Wacana kasus Tompong mungkin menarik kalau kita ‘bermain’ dengan vokalnya. Coba ganti dua “o” pada “tompong’ dengan vokal lain, akan lahir enam kata. Tompong lahirkan tampang, timpang, tumpeng, tumpang, tamping, tampung.
Tampang wilayah Tompong sendiri kecil. Mata air dan persawahannya diapiti dua gunung. Jika tambang masuk Tompong, tampang Tompong akan timpang. Bahkan, Tompong kehilangan tampang. Sebab, jagat kehidupan Manggarai terdiri dari empat unsur. Rumah kediaman (mbaru bate ka’eng), kampung halaman (natas bate labar), sumber air (wae bate teku), dan lahan pertanian (uma bate duat). Keempatnya satu kesatuan. Satu rusak, yang lain terganggu.

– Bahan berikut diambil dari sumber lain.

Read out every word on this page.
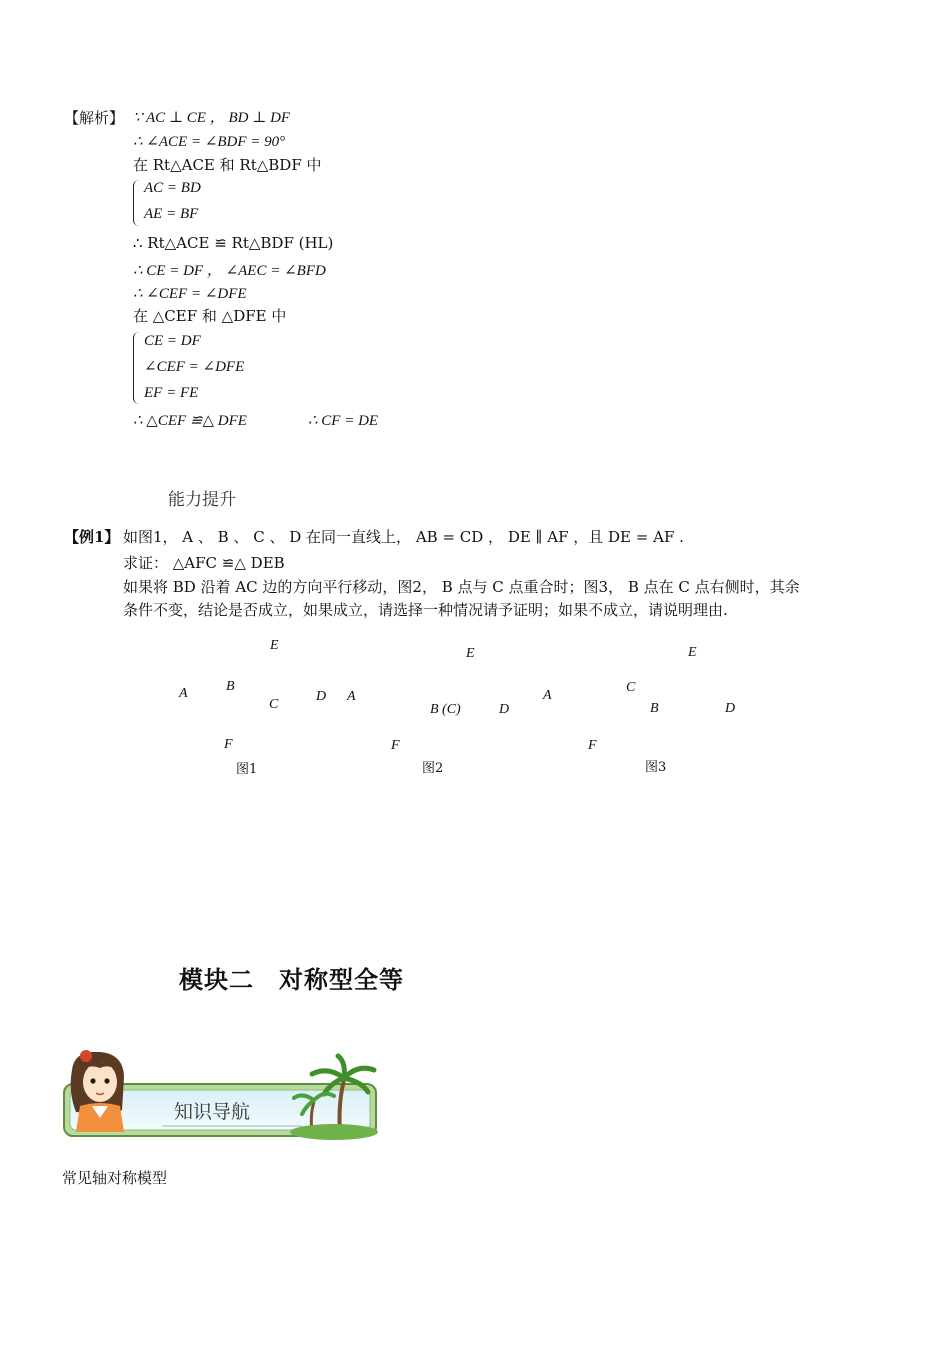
【解析】 ∵ AC ⊥ CE ， BD ⊥ DF
∴ ∠ACE = ∠BDF = 90°
在 Rt△ACE 和 Rt△BDF 中
AC = BD
AE = BF
∴ Rt△ACE ≌ Rt△BDF (HL)
∴ CE = DF ， ∠AEC = ∠BFD
∴ ∠CEF = ∠DFE
在 △CEF 和 △DFE 中
CE = DF
∠CEF = ∠DFE
EF = FE
∴ △CEF ≌△ DFE	∴ CF = DE
能力提升
【例1】 如图1， A 、 B 、 C 、 D 在同一直线上， AB = CD ， DE ∥ AF ，且 DE = AF .
求证： △AFC ≌△ DEB
如果将 BD 沿着 AC 边的方向平行移动，图2， B 点与 C 点重合时；图3， B 点在 C 点右侧时，其余
条件不变，结论是否成立，如果成立，请选择一种情况请予证明；如果不成立，请说明理由.
E
A	B
C
D
F
图1
E
A
B (C)	D
F
图2
E
A
C
B	D
F
图3
模块二　对称型全等
知识导航
常见轴对称模型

Tambang nekat masuk Tompong, karena di Tompong ada tumpeng: mangan. Tumpeng Tompong mau dipotong pake pisau eksploitasi. Potongan tumpeng akan selalu timpang. Ada potongan besar, ada potongan kecil. Potongan besar buat investor yang notabene cuma tukang tumpang. Potongan kecil buat pemkab (PAD). Remahnya buat warga lingkar tambang. Remah basi pula, karena tercemar, dan tentu mematikan.
Tumpeng Tompong mau dipotong timpang oleh tukang tumpang. Padahal, si tukang tumpang cuma meka liba salang alias tamu mampir ngombe. Tamu dia, tapi seperti tuan rumah saja. Bisa masuk tanpa permisi, lewat pintu belakang. Lalu kaki tangannya bisa krasa-krusu pecah belahkan penghuni rumah. Lalu kumpulkan tanda tangan. Lalu, atas namakan warga, datangi pemkab, nyatakan setuju tumpeng dipotong.
Dalam kasus tumpeng di mana pun, bupati dan wabup tetaplah tamping alias mandor. Pekerja yang mengepalai pekerja lain. Dalam kasus tumpeng di Tompong, Bupati Yoseph Tote dan Wabup Andreas Agas adalah juga tamping. Sebagai tamping, apakah keduanya tampung keluh kesah warga Tompong? Ataukah tamping ini lebih suka tampung janji surga tukang tumpang?
Kita berharap, kedua tamping mau tampung aspirasi pemilik tumpeng di Tompong, dan tidak condong timpang ke tukang tumpang yang menginginkan tumpeng. Pemilik tumpeng mesti didengarkan. Sebagai orang-orang kecil, mereka seharusnya dilindungi dan dibela. Ini tugas tamping. Apalagi, dalam Kitab Suci, santo pelindung tamping ini orang kecil juga. Yoseph itu tukang kayu. Andreas itu nelayan. Keduanya kemudian jadi orang besar. Yosef bapa piara Yesus. Andreas rasul-Nya. Namun dalam kebesaran itu, keduanya tetap mengecilkan diri. Karena itu keduanya dihormati sebagai santo.
Yang kita harapkan, Bupati Yoseph Tote memiliki hati seorang Santo Yosef. Wabup Andreas Agas memiliki hati seorang Santo Andreas. Harapan ini tidak berlebihan. Bukankah dalam pilkada lalu keduanya mengakronimkan nama mereka menjadi Yoga? Dalam tradisi Hindu, yoga adalah jalan mencapai samadhi: kesatuan dengan yang ilahi. Dan Yesus, anak piara si tukang kayu Yoseph, mengajarkan: bagaimana mungkin menyatu dengan yang ilahi kalau tidak menyatu dengan sesama, terutama orang-orang kecil.
Masyarakat Tompong. Itulah sesama. Orang-orang kecil. Ketika mereka dipaksa terima tambang, di manakah hati seorang Santo Yosef? Di manakah hati seorang Santo Andreas? Di mana pulakah spiritualitas Yoga? Semoga masih ada. Karena itu, mari dan lihatlah. Lihat keberpihakan Yoga di Tompong.